KLEAR3
Italiano

Metodologia

KLEAR3 esiste per rispondere a una sola domanda su un progetto: che cosa fa davvero, e quanta parte di ciò che dice di sé si può controllare. Tutto quello che segue è il procedimento che produce quella risposta.

Che cosa conta come fonte

In questo ordine: il sito del progetto, la sua documentazione, il codice e le versioni pubblicate, gli annunci verificabili, gli explorer di blocchi riconosciuti, i registri ufficiali, le banche dati specializzate e infine la stampa per il contesto. Un post su un social può dirci che qualcosa è nuovo. Da solo non può stabilire una squadra, un round di finanziamento, un audit, un'integrazione né un'affermazione tecnica.
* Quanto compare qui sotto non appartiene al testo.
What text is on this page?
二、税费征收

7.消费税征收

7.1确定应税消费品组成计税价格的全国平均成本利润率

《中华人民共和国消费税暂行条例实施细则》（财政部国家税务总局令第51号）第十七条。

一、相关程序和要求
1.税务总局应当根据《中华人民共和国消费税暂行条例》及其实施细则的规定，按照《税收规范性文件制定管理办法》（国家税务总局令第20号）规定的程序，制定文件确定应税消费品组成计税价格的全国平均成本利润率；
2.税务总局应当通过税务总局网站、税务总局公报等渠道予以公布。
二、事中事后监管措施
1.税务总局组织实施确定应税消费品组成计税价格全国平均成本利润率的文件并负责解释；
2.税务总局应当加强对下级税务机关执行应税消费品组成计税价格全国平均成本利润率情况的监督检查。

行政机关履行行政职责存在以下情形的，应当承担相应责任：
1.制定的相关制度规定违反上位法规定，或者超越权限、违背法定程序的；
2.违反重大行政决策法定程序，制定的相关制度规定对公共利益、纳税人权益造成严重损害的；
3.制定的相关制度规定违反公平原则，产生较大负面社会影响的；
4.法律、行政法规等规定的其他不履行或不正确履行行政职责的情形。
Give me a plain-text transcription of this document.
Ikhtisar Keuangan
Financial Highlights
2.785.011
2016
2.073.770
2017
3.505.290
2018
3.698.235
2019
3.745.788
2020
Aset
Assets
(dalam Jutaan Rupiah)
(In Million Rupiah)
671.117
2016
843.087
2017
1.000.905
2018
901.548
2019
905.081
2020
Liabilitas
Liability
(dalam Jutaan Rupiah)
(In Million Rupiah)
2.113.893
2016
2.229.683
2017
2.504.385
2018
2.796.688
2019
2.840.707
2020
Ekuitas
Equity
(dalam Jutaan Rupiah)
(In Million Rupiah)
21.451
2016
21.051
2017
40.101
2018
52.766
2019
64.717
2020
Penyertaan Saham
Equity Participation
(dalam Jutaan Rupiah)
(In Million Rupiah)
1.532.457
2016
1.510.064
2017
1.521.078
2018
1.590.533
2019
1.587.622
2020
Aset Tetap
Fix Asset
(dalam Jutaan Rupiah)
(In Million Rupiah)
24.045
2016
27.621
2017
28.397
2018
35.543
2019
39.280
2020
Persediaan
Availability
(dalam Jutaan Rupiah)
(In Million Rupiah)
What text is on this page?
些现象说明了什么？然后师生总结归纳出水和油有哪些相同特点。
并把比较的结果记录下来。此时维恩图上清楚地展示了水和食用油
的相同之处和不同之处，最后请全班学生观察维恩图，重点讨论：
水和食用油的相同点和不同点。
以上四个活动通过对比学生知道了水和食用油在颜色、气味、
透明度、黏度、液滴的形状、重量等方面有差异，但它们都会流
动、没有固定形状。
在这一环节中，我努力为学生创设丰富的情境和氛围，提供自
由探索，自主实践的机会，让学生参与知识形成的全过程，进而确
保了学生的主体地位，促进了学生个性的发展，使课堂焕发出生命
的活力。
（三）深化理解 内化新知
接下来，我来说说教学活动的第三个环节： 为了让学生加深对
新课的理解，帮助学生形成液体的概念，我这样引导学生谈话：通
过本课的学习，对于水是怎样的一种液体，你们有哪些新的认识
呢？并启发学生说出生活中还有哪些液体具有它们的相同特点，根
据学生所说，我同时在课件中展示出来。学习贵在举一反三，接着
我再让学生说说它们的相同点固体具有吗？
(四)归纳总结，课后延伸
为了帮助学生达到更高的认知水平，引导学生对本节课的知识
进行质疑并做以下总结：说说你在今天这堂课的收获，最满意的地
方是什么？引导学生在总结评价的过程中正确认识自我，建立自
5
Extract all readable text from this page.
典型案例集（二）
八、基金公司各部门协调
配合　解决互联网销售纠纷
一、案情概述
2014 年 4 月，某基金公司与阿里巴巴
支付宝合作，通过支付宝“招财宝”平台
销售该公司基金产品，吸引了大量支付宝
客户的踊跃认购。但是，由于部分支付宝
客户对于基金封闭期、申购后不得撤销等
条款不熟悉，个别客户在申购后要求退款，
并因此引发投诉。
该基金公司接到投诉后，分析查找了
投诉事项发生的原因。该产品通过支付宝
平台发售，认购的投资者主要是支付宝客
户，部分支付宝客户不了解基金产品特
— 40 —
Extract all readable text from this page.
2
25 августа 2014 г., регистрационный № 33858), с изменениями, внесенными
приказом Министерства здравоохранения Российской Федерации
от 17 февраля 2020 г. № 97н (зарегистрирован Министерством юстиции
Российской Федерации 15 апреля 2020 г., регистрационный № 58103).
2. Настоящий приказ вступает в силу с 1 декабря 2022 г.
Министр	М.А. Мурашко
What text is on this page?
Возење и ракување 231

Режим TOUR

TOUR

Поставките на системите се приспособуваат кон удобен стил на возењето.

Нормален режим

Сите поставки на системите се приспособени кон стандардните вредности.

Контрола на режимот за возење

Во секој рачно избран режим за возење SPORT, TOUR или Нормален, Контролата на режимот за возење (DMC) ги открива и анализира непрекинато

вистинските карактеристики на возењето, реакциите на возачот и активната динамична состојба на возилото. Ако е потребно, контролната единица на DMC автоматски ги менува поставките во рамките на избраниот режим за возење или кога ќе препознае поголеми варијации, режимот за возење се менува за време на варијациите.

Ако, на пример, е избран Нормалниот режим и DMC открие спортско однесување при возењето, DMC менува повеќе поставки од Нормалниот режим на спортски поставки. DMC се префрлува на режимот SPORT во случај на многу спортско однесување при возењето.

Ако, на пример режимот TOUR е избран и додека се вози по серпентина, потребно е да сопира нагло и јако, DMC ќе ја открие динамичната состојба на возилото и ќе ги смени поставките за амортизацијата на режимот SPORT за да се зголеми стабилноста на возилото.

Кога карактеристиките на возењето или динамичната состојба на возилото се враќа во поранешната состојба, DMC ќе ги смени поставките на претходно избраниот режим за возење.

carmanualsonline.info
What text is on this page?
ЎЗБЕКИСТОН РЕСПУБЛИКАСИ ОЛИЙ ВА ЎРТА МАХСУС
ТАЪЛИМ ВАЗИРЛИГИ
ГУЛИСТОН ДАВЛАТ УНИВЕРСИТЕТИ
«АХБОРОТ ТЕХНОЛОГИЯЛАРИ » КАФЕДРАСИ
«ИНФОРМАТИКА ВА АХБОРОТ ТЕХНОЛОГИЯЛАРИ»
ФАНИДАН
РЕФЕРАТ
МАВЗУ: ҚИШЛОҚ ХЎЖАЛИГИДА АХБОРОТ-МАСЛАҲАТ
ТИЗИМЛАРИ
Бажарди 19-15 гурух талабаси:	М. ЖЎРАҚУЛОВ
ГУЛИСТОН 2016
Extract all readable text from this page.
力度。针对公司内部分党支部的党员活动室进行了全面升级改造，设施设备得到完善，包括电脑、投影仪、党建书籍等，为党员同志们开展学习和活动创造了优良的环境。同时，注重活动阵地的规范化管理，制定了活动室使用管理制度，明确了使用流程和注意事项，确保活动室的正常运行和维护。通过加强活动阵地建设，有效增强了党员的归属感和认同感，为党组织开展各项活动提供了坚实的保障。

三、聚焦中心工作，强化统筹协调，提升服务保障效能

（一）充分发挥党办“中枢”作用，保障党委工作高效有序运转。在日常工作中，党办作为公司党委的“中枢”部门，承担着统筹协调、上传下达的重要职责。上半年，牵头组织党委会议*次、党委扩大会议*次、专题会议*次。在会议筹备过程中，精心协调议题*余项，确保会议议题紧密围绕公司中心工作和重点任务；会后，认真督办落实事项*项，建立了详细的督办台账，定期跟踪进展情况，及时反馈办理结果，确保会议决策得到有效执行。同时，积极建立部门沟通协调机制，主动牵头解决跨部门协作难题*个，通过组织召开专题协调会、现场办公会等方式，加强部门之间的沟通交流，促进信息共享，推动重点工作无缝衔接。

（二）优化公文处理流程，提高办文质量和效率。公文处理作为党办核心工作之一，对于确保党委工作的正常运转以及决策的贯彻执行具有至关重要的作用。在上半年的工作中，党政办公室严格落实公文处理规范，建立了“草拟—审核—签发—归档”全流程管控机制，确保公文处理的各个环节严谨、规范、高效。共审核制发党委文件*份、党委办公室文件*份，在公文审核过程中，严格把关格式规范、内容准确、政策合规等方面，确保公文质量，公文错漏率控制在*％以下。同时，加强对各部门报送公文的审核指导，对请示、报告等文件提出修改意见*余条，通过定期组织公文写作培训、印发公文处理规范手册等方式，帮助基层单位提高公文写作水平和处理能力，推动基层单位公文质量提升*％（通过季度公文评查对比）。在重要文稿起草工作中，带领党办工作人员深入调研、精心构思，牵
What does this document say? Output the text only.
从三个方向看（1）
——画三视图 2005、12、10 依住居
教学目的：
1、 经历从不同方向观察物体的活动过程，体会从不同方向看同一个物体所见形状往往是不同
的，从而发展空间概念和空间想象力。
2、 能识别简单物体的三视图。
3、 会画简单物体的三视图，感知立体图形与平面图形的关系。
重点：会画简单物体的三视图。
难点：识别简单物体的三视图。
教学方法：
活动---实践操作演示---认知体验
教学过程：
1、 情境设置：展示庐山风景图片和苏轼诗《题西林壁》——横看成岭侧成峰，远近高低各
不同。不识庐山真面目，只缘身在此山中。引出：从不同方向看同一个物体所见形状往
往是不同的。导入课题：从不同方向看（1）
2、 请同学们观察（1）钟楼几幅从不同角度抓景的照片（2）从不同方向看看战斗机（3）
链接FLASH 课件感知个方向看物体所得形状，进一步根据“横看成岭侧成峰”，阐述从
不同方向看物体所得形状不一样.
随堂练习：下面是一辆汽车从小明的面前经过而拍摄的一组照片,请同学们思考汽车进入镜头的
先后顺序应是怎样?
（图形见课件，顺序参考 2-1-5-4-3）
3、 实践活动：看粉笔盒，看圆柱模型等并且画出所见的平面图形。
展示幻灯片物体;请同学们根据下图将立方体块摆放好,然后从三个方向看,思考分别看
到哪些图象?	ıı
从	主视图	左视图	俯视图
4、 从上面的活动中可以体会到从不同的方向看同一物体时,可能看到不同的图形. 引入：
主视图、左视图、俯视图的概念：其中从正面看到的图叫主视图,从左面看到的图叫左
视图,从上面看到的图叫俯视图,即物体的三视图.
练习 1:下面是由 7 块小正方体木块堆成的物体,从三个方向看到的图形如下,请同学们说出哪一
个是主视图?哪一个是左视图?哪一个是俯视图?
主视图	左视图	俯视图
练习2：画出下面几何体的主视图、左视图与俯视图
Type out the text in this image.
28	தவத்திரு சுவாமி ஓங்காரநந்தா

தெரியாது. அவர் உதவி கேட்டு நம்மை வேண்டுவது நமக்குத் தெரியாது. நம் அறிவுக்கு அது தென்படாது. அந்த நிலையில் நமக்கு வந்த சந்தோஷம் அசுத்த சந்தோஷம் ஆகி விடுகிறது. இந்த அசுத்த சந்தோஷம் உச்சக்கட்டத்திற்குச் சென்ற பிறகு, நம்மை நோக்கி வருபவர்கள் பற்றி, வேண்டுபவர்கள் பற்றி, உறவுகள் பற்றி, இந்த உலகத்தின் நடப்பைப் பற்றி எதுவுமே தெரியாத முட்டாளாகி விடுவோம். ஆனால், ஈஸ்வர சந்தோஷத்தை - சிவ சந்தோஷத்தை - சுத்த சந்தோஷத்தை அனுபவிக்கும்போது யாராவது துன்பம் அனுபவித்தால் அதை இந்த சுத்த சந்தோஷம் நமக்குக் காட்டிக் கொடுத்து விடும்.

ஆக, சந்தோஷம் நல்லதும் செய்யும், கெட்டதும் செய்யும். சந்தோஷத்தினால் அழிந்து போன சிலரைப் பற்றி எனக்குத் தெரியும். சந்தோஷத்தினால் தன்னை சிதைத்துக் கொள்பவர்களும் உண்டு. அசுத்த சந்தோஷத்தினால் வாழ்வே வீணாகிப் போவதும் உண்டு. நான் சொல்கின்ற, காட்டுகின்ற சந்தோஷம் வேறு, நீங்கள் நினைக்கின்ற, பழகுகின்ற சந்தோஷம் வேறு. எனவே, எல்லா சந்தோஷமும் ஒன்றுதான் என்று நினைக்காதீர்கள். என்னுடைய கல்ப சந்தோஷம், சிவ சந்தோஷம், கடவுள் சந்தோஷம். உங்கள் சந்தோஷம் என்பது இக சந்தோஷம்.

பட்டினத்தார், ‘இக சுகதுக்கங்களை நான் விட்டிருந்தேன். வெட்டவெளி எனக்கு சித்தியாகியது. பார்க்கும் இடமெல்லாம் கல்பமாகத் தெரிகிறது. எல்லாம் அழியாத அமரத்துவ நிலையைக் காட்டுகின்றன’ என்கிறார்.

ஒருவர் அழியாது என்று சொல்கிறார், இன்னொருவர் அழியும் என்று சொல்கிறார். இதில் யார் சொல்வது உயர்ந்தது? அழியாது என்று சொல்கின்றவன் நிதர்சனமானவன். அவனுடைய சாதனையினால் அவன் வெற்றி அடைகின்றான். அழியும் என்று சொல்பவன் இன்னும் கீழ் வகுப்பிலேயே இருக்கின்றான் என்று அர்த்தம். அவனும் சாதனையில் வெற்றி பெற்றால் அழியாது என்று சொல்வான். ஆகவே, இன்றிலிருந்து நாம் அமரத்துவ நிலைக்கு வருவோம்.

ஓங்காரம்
Una scheda richiede almeno due fonti pertinenti, una delle quali primaria. Ogni fonte viene conservata con il suo indirizzo, il titolo, chi la pubblica, la data di pubblicazione e la data in cui l'abbiamo consultata.

Un'affermazione, un record

Frasi come «la squadra è pubblica», «il protocollo è stato sottoposto ad audit» o «il prodotto si può usare oggi» sono conservate separatamente, ciascuna con la propria fonte, la propria data e il proprio livello di fiducia. È questo a rendere possibili i due blocchi di ogni scheda: che cosa è verificato, e che cosa resta incerto. Quando le fonti si contraddicono, la contraddizione viene mostrata invece che smussata.

Che cosa non scriveremo

Dove qualcosa non si è potuto stabilire, la scheda lo dice. «Non verificato» è una risposta onesta, e ricorre spesso.

Le date, e perché sono dappertutto

Uno stato è una misura, non una proprietà. Un progetto segnato come attivo tre mesi fa non è un progetto attivo: è una lettura vecchia. Ogni stato porta la data in cui è stato controllato e la data del prossimo controllo. I progetti emergenti o delicati vengono ricontrollati ogni settimana, quelli attivi ogni due o quattro settimane, le guide durevoli ogni trimestre.

Come si usa l'automazione

La scoperta, la misurazione, la raccolta delle fonti e i controlli prima della pubblicazione sono automatizzati. Il giudizio no: se un insieme di fonti sostiene davvero un'affermazione lo decide una persona prima che qualcosa venga pubblicato. La scrittura automatica serve alla struttura e alla riformulazione, mai come fonte, e ogni affermazione che produce senza un identificativo di fonte viene scartata invece che pubblicata con una riserva.